Congrès FNCF 2016 - Corentin Bichet : “L’après-VPF nécessitera des données objectives”

Date de publication : 28/09/2016 - 08:27

Un an après l’officialisation de sa prise de fonction en tant que chef du service exploitation au CNC, Corentin Bichet revient sur une première année d’exercice marquée par une actualité foisonnante. Avec, dans la ligne de mire parmi les sujets les plus chauds, l’après-VPF qui se profile.

Entre les Assises du cinéma, l’accord sur les engagements de programmation et de diffusion, les turpitudes autour de l’art et essai, les rapports Kopp et Raude, votre premier année d’exercice fut pour le moins chargée, comment l’avez-vous vécue ?
La période est passionnante, et l’année, c’est vrai, a été intense ! Je n’en suis pas surpris, car je sais que les salles de cinéma sont aujourd’hui au centre de nombreuses problématiques. Il y a visiblement beaucoup d’attentes chez les exploitants et également des attentes des professionnels du cinéma en général vis-à-vis des salles. Les chantiers ouverts doivent maintenant trouver leur mise en œuvre, de la réforme de l’art et essai aux accords sur les engagements de programmation et de diffusion.

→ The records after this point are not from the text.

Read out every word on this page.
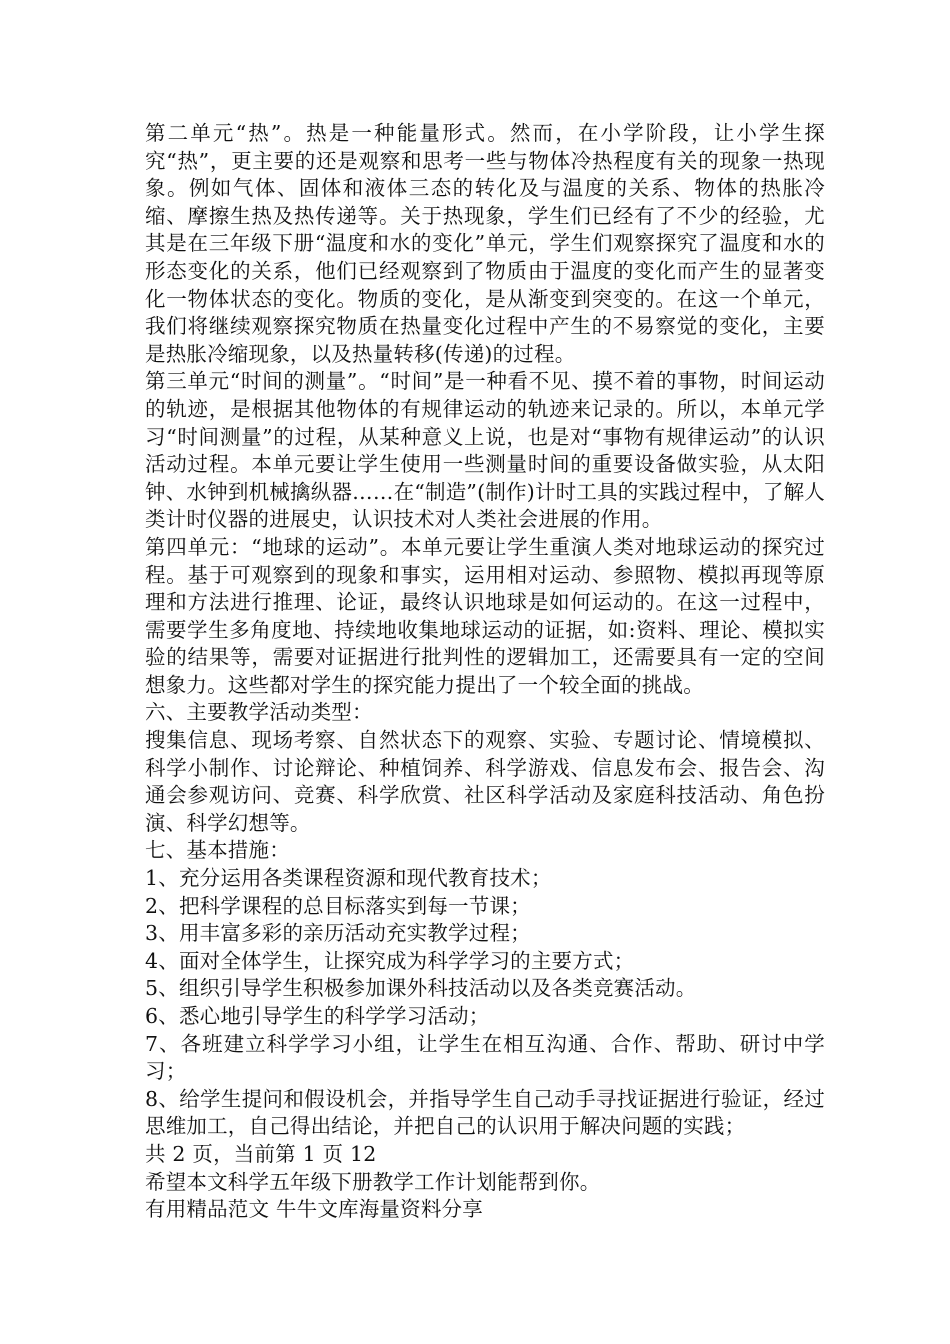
第二单元“热”。热是一种能量形式。然而，在小学阶段，让小学生探究“热”，更主要的还是观察和思考一些与物体冷热程度有关的现象一热现象。例如气体、固体和液体三态的转化及与温度的关系、物体的热胀冷缩、摩擦生热及热传递等。关于热现象，学生们已经有了不少的经验，尤其是在三年级下册“温度和水的变化”单元，学生们观察探究了温度和水的形态变化的关系，他们已经观察到了物质由于温度的变化而产生的显著变化一物体状态的变化。物质的变化，是从渐变到突变的。在这一个单元，我们将继续观察探究物质在热量变化过程中产生的不易察觉的变化，主要是热胀冷缩现象，以及热量转移(传递)的过程。

第三单元“时间的测量”。“时间”是一种看不见、摸不着的事物，时间运动的轨迹，是根据其他物体的有规律运动的轨迹来记录的。所以，本单元学习“时间测量”的过程，从某种意义上说，也是对“事物有规律运动”的认识活动过程。本单元要让学生使用一些测量时间的重要设备做实验，从太阳钟、水钟到机械擒纵器……在“制造”(制作)计时工具的实践过程中，了解人类计时仪器的进展史，认识技术对人类社会进展的作用。

第四单元：“地球的运动”。本单元要让学生重演人类对地球运动的探究过程。基于可观察到的现象和事实，运用相对运动、参照物、模拟再现等原理和方法进行推理、论证，最终认识地球是如何运动的。在这一过程中，需要学生多角度地、持续地收集地球运动的证据，如:资料、理论、模拟实验的结果等，需要对证据进行批判性的逻辑加工，还需要具有一定的空间想象力。这些都对学生的探究能力提出了一个较全面的挑战。

六、主要教学活动类型：

搜集信息、现场考察、自然状态下的观察、实验、专题讨论、情境模拟、科学小制作、讨论辩论、种植饲养、科学游戏、信息发布会、报告会、沟通会参观访问、竞赛、科学欣赏、社区科学活动及家庭科技活动、角色扮演、科学幻想等。

七、基本措施：

1、充分运用各类课程资源和现代教育技术；

2、把科学课程的总目标落实到每一节课；

3、用丰富多彩的亲历活动充实教学过程；

4、面对全体学生，让探究成为科学学习的主要方式；

5、组织引导学生积极参加课外科技活动以及各类竞赛活动。

6、悉心地引导学生的科学学习活动；

7、各班建立科学学习小组，让学生在相互沟通、合作、帮助、研讨中学习；

8、给学生提问和假设机会，并指导学生自己动手寻找证据进行验证，经过思维加工，自己得出结论，并把自己的认识用于解决问题的实践；

共 2 页，当前第 1 页 12

希望本文科学五年级下册教学工作计划能帮到你。

有用精品范文 牛牛文库海量资料分享
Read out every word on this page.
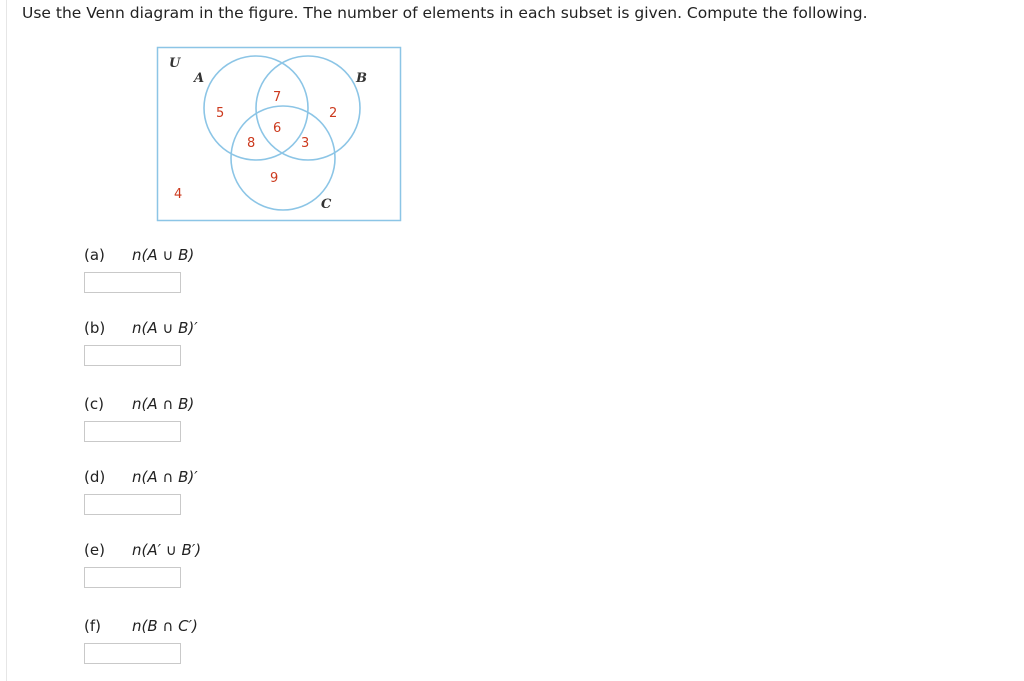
Use the Venn diagram in the figure. The number of elements in each subset is given. Compute the following.
U
A	B
C
5
7
2
6
8	3
9
4
(a) n(A ∪ B)
(b) n(A ∪ B)′
(c) n(A ∩ B)
(d) n(A ∩ B)′
(e) n(A′ ∪ B′)
(f) n(B ∩ C′)
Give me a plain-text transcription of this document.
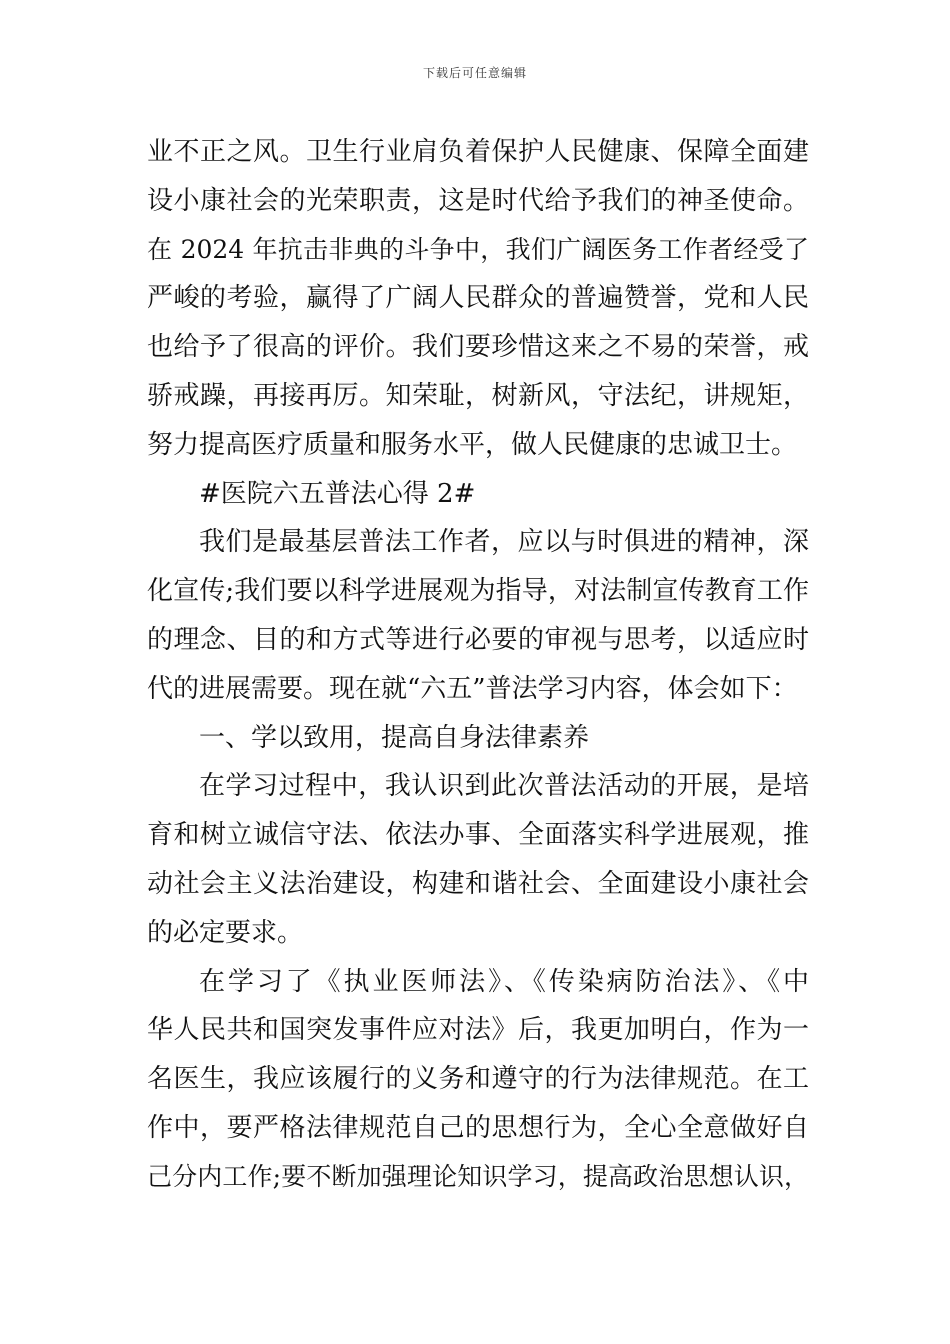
下载后可任意编辑
业不正之风。卫生行业肩负着保护人民健康、保障全面建
设小康社会的光荣职责，这是时代给予我们的神圣使命。
在 2024 年抗击非典的斗争中，我们广阔医务工作者经受了
严峻的考验，赢得了广阔人民群众的普遍赞誉，党和人民
也给予了很高的评价。我们要珍惜这来之不易的荣誉，戒
骄戒躁，再接再厉。知荣耻，树新风，守法纪，讲规矩，
努力提高医疗质量和服务水平，做人民健康的忠诚卫士。
#医院六五普法心得 2#
我们是最基层普法工作者，应以与时俱进的精神，深
化宣传;我们要以科学进展观为指导，对法制宣传教育工作
的理念、目的和方式等进行必要的审视与思考，以适应时
代的进展需要。现在就“六五”普法学习内容，体会如下：
一、学以致用，提高自身法律素养
在学习过程中，我认识到此次普法活动的开展，是培
育和树立诚信守法、依法办事、全面落实科学进展观，推
动社会主义法治建设，构建和谐社会、全面建设小康社会
的必定要求。
在学习了《执业医师法》、《传染病防治法》、《中
华人民共和国突发事件应对法》后，我更加明白，作为一
名医生，我应该履行的义务和遵守的行为法律规范。在工
作中，要严格法律规范自己的思想行为，全心全意做好自
己分内工作;要不断加强理论知识学习，提高政治思想认识，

Quels sont les dossiers les plus prioritaires pour votre service actuellement ?
Il y aura la concertation sur “l’après-VPF”, même si le service de l’exploitation est pour l’instant plutôt concentré sur le “pendant-VPF” et l’organisation du remboursement des avances faites aux salles dans le cadre de leur équipement numérique !
Il y a bien sûr également la réforme du classement art et essai, qui concerne plus de la moitié des cinémas français. La mission menée par Patrick Raude a permis de voir à quel point le classement art et essai est important pour les salles de cinéma, pour des raisons financières mais aussi symboliques. Je sais que le travail mené au quotidien dans les salles est important. Il y aura les suites de la publication du rapport de Jean-Marie Dura sur la salle de demain, qui nourrira la réflexion sur l’action du CNC vis-à-vis des salles.

“Il y aura bien un après-VPF”, avait déclaré Richard Patry en préambule du débat avec les pouvoirs publics du 70Congrès. Quelles pistes envisager pour l’avenir après la fin du système des contributions numériques ?
Cette question est sur la table et la discussion a été récemment amorcée dans le cadre des Assises du cinéma et du Comité de concertation numérique. Pour qu’elle se poursuive, il sera nécessaire de disposer de données objectives qui permettent à tous d’appréhender les effets du passage à la technologie numérique sur l’économie des salles, celle des distributeurs et l’impact réel des VPF sur les pratiques de programmation. C’est à cela que travaillera le CNC dans les semaines qui viennent.